Because queerness has always existed. And maybe labels weren’t as important in early human years? But we love to have words that have meaning that give us validation to our experience, and nothing is wrong with that. So evolution of queerness, identity, etc. happened. And it helped us find each other. Helped us survive (though many of us also didn’t).
But now I also think of how frustrated I get with the microlabels, with having to validate my existence with every “queer” behavior. I wonder if in the future, possibly after I am gone from this world, if microlabels will be around. Or if humanity will come back around to we are who we are and we love who we love and we are family with those that we say are our family.

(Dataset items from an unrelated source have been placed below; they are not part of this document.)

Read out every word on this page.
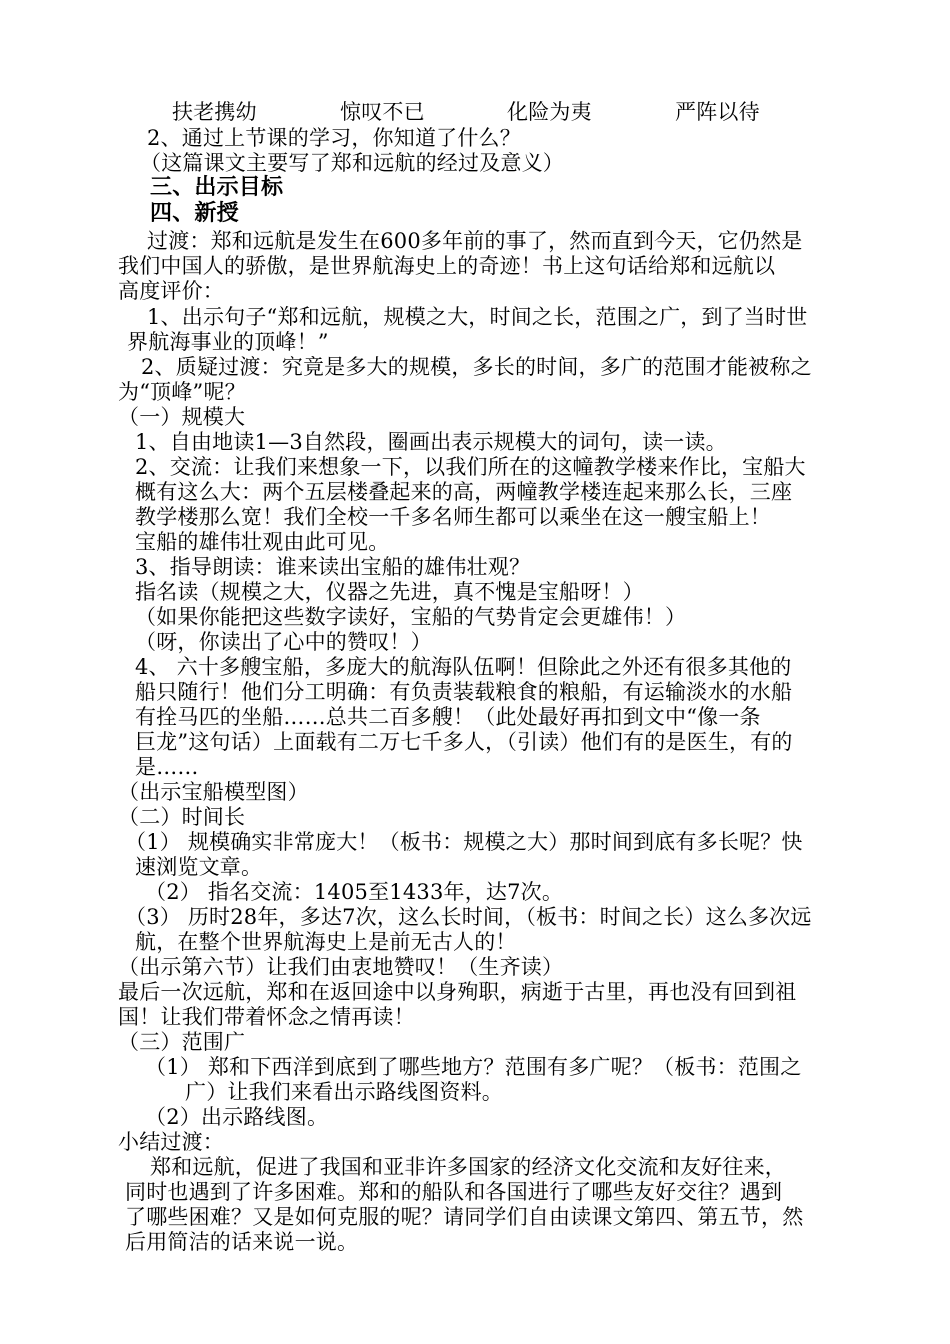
扶老携幼	惊叹不已	化险为夷	严阵以待
2、通过上节课的学习，你知道了什么？
（这篇课文主要写了郑和远航的经过及意义）
三、出示目标
四、新授
过渡：郑和远航是发生在600多年前的事了，然而直到今天，它仍然是
我们中国人的骄傲，是世界航海史上的奇迹！书上这句话给郑和远航以
高度评价：
1、出示句子“郑和远航，规模之大，时间之长，范围之广，到了当时世
界航海事业的顶峰！”
2、质疑过渡：究竟是多大的规模，多长的时间，多广的范围才能被称之
为“顶峰”呢？
（一）规模大
1、自由地读1—3自然段，圈画出表示规模大的词句，读一读。
2、交流：让我们来想象一下，以我们所在的这幢教学楼来作比，宝船大
概有这么大：两个五层楼叠起来的高，两幢教学楼连起来那么长，三座
教学楼那么宽！我们全校一千多名师生都可以乘坐在这一艘宝船上！
宝船的雄伟壮观由此可见。
3、指导朗读：谁来读出宝船的雄伟壮观？
指名读（规模之大，仪器之先进，真不愧是宝船呀！）
（如果你能把这些数字读好，宝船的气势肯定会更雄伟！）
（呀，你读出了心中的赞叹！）
4、 六十多艘宝船，多庞大的航海队伍啊！但除此之外还有很多其他的
船只随行！他们分工明确：有负责装载粮食的粮船，有运输淡水的水船
有拴马匹的坐船……总共二百多艘！（此处最好再扣到文中“像一条
巨龙”这句话）上面载有二万七千多人，（引读）他们有的是医生，有的
是……
（出示宝船模型图）
（二）时间长
（1） 规模确实非常庞大！（板书：规模之大）那时间到底有多长呢？快
速浏览文章。
（2） 指名交流：1405至1433年，达7次。
（3） 历时28年，多达7次，这么长时间，（板书：时间之长）这么多次远
航，在整个世界航海史上是前无古人的！
（出示第六节）让我们由衷地赞叹！（生齐读）
最后一次远航，郑和在返回途中以身殉职，病逝于古里，再也没有回到祖
国！让我们带着怀念之情再读！
（三）范围广
（1） 郑和下西洋到底到了哪些地方？范围有多广呢？（板书：范围之
广）让我们来看出示路线图资料。
（2）出示路线图。
小结过渡：
郑和远航，促进了我国和亚非许多国家的经济文化交流和友好往来，
同时也遇到了许多困难。郑和的船队和各国进行了哪些友好交往？遇到
了哪些困难？又是如何克服的呢？请同学们自由读课文第四、第五节，然
后用简洁的话来说一说。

Please feel free to share any books or references that I should study on this because I’m feeling super disconnected and frustrated with myself lately.
For me, the word ‘queer’ is for the world at large (I don’t need to explain the details of my gender and sexuality to everyone, just know that I’m some version of queer and that that’s enough). My micro-labels are for me and a select few whom I trust a) to see me as I am, and not as they wish or imagine me to be, and b) not to judge me if/when those micro-labels evolve with further understanding and evolution of myself. I think our labels will come and go as all language does, but any label is useful in the now, if it gives us meaning and helps us find our community.
I agree. I feel like microlabels have provided connection, or validation for some people, especially when your experiences are outside of the common, even as a queer person. I think that finding a word can be deeply useful when you’re learning about yourself. I think sometimes microlabels can even be reactionary because comphet gaslights many queers for so long, I’ve seen microlabels used almost like a talisman against this gaslighting.
I, too, hope one that one day we collectively get to a point where we are who are and we love who love and the process of sharing that or having it acknowledged in community is a conversation of invited intimacy where we share what our queerness means for us. When the shape, space, and actions of our queerness get to be held and validated and allowed to grow and shift and be explored-first by ourselves to ourselves and then to and in the communities we belong to.